Smith, who had problems controlling his anger, and his most ardent supporters faced a difficult time in the real world.

Even though he and Wilkins drifted apart (had he duped her into championing his book, or had she used him to rescue her sagging publishing career? ), another former prison pen pal entered into a relationship with him and was scared out of her wits when, within a year, Smith drove her to a secluded, heavily wooded area after an argument; she feared he would kill her.

When they got back to the house and he had cooled down, she still wouldn’t talk to him. Smith married a young woman (then 19) he had met and abused in a bowling alley in 1974.

Due to the fact that Smith appears to have only one story to tell, his writing career quickly dwindled, leaving him with few viable job options after moving to the San Diego area with his second wife.

These included security guard, parking lot attendant, dishwasher, and ad salesman for a local newspaper. He had rent arrears and tax arrears to pay. He also stopped making payments on an a few thousand dollar bank loan that Buckley had guaranteed.

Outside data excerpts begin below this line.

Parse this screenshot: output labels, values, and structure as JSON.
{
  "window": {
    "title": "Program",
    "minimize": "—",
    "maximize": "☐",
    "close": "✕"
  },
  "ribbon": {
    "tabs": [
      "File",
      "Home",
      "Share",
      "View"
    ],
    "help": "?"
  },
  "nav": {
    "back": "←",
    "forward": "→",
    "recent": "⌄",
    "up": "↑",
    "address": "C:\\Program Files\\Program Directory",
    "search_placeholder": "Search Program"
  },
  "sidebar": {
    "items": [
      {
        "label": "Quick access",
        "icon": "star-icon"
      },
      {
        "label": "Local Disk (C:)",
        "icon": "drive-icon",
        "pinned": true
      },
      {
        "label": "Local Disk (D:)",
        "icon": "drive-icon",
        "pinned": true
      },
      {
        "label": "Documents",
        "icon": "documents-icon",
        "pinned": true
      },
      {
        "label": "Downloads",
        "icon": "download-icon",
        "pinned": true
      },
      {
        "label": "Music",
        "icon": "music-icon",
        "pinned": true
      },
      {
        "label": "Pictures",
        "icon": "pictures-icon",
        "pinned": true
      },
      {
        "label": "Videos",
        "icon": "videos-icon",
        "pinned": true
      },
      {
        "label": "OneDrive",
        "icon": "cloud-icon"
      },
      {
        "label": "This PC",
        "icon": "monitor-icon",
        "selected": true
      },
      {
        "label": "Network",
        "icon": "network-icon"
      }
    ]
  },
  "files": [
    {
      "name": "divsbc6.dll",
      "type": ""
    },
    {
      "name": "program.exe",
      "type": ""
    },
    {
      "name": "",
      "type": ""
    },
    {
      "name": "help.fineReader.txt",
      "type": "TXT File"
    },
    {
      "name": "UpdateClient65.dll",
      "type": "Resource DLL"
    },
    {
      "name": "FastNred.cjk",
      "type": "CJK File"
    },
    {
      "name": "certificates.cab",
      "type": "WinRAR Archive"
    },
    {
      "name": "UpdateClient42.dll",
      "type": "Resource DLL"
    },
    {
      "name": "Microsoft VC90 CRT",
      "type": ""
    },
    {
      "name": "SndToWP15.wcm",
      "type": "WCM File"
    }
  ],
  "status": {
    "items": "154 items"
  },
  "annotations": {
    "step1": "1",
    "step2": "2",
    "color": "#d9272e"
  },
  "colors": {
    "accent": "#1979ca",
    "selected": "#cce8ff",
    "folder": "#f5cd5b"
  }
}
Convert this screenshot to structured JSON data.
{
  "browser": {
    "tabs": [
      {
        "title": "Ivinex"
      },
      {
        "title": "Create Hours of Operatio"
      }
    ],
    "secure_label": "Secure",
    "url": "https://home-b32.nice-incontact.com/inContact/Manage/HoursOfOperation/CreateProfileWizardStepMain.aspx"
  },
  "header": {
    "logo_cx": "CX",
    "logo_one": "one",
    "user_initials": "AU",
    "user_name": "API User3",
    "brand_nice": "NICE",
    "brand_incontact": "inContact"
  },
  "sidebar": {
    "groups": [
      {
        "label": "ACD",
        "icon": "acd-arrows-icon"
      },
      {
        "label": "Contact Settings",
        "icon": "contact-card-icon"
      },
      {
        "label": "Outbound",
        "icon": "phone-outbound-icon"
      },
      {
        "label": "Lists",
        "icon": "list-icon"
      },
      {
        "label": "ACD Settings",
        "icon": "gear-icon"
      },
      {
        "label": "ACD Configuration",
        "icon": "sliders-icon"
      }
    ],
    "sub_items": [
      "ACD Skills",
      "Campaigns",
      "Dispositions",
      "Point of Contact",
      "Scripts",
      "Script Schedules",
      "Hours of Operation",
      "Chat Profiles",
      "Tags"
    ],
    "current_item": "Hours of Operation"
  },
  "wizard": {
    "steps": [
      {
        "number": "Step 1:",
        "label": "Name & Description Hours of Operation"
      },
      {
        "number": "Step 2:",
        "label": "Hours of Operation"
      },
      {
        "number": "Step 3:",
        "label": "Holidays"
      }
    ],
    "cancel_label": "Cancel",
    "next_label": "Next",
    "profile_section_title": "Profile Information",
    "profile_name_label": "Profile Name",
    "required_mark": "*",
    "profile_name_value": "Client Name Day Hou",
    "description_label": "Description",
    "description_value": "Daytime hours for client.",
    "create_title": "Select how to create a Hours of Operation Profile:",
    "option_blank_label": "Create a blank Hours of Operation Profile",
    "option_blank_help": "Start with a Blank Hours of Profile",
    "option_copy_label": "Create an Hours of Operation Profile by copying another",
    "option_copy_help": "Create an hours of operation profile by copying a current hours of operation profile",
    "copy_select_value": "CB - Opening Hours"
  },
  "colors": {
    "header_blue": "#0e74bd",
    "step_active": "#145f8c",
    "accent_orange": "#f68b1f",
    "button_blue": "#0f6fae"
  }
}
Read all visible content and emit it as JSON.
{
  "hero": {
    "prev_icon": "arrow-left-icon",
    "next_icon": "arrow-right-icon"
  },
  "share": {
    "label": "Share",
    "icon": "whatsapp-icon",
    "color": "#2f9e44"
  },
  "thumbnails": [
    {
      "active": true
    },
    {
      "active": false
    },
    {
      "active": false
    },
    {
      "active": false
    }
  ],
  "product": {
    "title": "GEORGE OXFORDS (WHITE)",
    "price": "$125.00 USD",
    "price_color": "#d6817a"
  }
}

In His Final Act of Robbery,

Smith kidnapped a woman at knifepoint from outside a factory on October 1, 1976. She fought back as he drove her onto the highway, and he sank the knife into her chest, missing her heart by a hair’s breadth.

When she persisted in resisting, he lost control of the car, she fled, and he drove away, but not before a bystander recorded his licence plate. Strangely, the woman managed to stay alive.

Smith ran away, crossing the nation in a series of zigzags to elude capture. In a Las Vegas hotel room after being on the run for two weeks, he made contact with his benefactor, Buckley. Later, Buckley reported him to the FBI.

Buckley stated, “I believe now that he was guilty of the first crime,” in the “On the Right” column dated November 20, 1976. Smith was found guilty of attempted murder and kidnapping in March 1977 and given a life sentence without the possibility of release. On March 20th, 2017, he passed away in Vacaville’s California Medical Facility, a prison. He was 83.

A Familiar Tune Plays in Our Heads.

Jack Abbott, a convicted murderer, was famously pushed for publication by Norman Mailer. In addition to publishing Abbott’s work and advocating on his behalf before the parole board, Mailer was instrumental in facilitating Abbott’s early release from jail in June 1981.

Abbott, after being released from prison for a month, killed a guy with a knife outside a restaurant in Greenwich Village. To Sophie Wilkins, Buckley remarked, “At least ours had the decency to wait a few years, and to botch the job.”

Why a criminal’s ability at spinning a phrase confers on him an aura of innocence — at least to the more naive among the literati — is a question Weinman’s book doesn’t answer, maybe because there is no solution.

Is it because their egos are so big that they can’t fathom that another writer wouldn’t be an upstanding citizen? That a stickler for the law like Buckley has assumed Smith’s mantle is especially jarring.